Further similarities between MAP and M. tuberculosis were demonstrated in the present study by the differential susceptibility to antibiotics observed under aerobic versus anaerobic conditions. When completely adapted to anaerobiosis, M. tuberculosis is “impervious” to the activity of most aerobically active drugs as seen with MAP strains tested in this study [25, 28]. Only MET exhibited any activity against anaerobically adapted MAP strains, findings consistent with those observed for M. tuberculosis in the same model [25]. MET, is a prodrug which requires activation under anaerobic conditions [25]. Thus, the lack of activity observed for MET with aerobically growing MAP strains is consistent with the known mechanism of action of this drug. In addition, the log10 reduction in CFU’s/ml observed in MET exposed MAP under anaerobic conditions closely mirrored that seen with BCG, used as a control in this study.

This study does have some limitations. First, MES failed to inhibit any of the MAP strains tested in this study when grown under aerobic conditions; thus this drug was not tested in the anaerobic model. However, previous investigators reproducibly demonstrated weak bacteriostatic activity of MES against aerobically adapted MAP using the sensitive BACTEC 460® radiometric system (Becton–Dickinson, Sparks, MD) [37, 38]. Interestingly, the same results were not obtained using the BACTEC Mycobacterial Growth Indicator Tube (MGIT-960®, Becton–Dickinson) [37,38,39]. It is possible that differences in testing methods are responsible for the variability in MAP susceptibility to MES observed between studies. Unfortunately, the most sensitive of the methods used for MAP susceptibility testing, the BACTEC 460 system, is no longer commercially supported nor are consumables available, which in particular negatively impacts assessment of bacteriostatic drugs. Secondly, a number of investigators have demonstrated dose-dependent inhibition of MAP in culture by a number of anti-inflammatory drugs including methotrexate and 6-mercaptopurine [37,38,39,40,41,42,43,44]. As a result, Greenstein et al. postulated that treatment of patients with inflammatory bowel disease with methotrexate and 6-mercaptopurine may result in inhibition of MAP and secondarily a decrease in pro-inflammatory cytokines [42]. In the current study, testing of anti-inflammatory drugs was beyond the scope of this project. However, future studies are planned which will determine the activity of anti-inflammatory drugs against MAP under both aerobic and anaerobic conditions.

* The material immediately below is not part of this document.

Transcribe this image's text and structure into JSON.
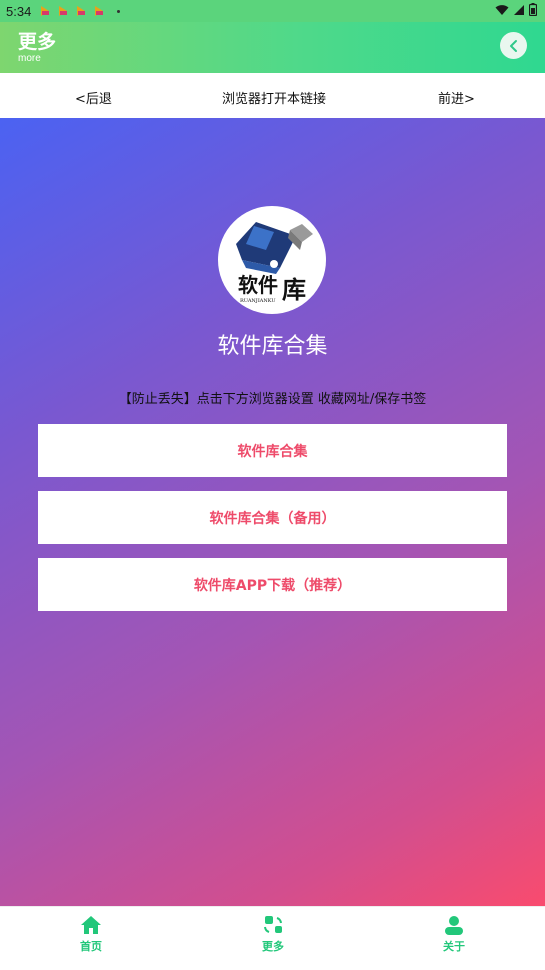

Although a definitive causal link between CD and MAP has not been established, the findings as presented in this investigation raise some interesting questions. Could the presence of anaerobically adapted MAP in intestinal tissues lead to persistent antigenic stimulation and the chronic inflammation observed in CD? Could the variable efficacy of different antibiotic regimens used in CD patients be related to the presence of mixed populations of aerobically and anaerobically adapted MAP? Is relapse related to ‘reactivation’ of anaerobically adapted organisms not eliminated by conventional antibiotic regimens? Could this explain why some studies have shown efficacy in CD patients receiving MET? These and other questions require further investigation including prospective, randomized, clinical trials which utilize antimicrobial combination regimens active against both aerobic and anaerobically adapted MAP.


This study demonstrates the ability of MAP to adapt to anaerobiosis in the in vitro Wayne model developed for M. tuberculosis. Adaptation of MAP to a non-replicating persistent state demonstrated differential susceptibility to antibiotics under aerobic versus anaerobic conditions. This has implications for treatment to eradicate this organism in vivo as standard antibiotics currently used to target MAP have little to no effect against non-replicating persistent bacilli. Since mixed populations of MAP are likely to exist simultaneously in vivo, combination therapies containing metronidazole and aerobically active drugs such as clarithromycin and rifaximin should be considered.


  1. 1.

    Greenstein RJ. Is Crohn’s disease caused by a mycobacterium? Comparisons with leprosy, tuberculosis, and Johne’s disease. Lancet Infect Dis. 2003;3:507–14.

    Article  PubMed  Google Scholar 

  2. 2.

    Taylor AW. Experimental Johne’s disease in cattle. J Comp Pathol. 1953;8(4):355–67.

    Article  Google Scholar 

  3. 3.

    Van Kruiningen HJ. Lack of support for a common etiology in Johne’s disease of animals and Crohn’s disease in humans. Inflamm Bowel Dis. 1999;5:183–91.

    Article  PubMed  Google Scholar 

  4. 4.

    Mishina D, Katsel P, Brown ST, Gilberts EC, Greenstein RJ. On the etiology of Crohn’s Disease. Proc Natl Acad Sci. 1996;93(18):9816–20.

    CAS  Article  PubMed  PubMed Central  Google Scholar 

  5. 5.

    Bull TJ, McMinn EJ, Sidi-Boumedine K, Skull A, Durkin D, Neild P, et al. Detection and verification of Mycobacterium avium subsp. paratuberculosis in fresh ileocolonic mucosal biopsy specimens from individuals with and without Crohn’s disease. J Clin Microbiol. 2003;41:2915–23.

    CAS  Article  PubMed  PubMed Central  Google Scholar 

  6. 6.

    Naser SA, Ghobrial G, Romero C, Valentine JF. Culture of Mycobacterium avium subspecies paratuberculosis from the blood of patients with Crohn’sdisease. Lancet. 2004;364:1039–44.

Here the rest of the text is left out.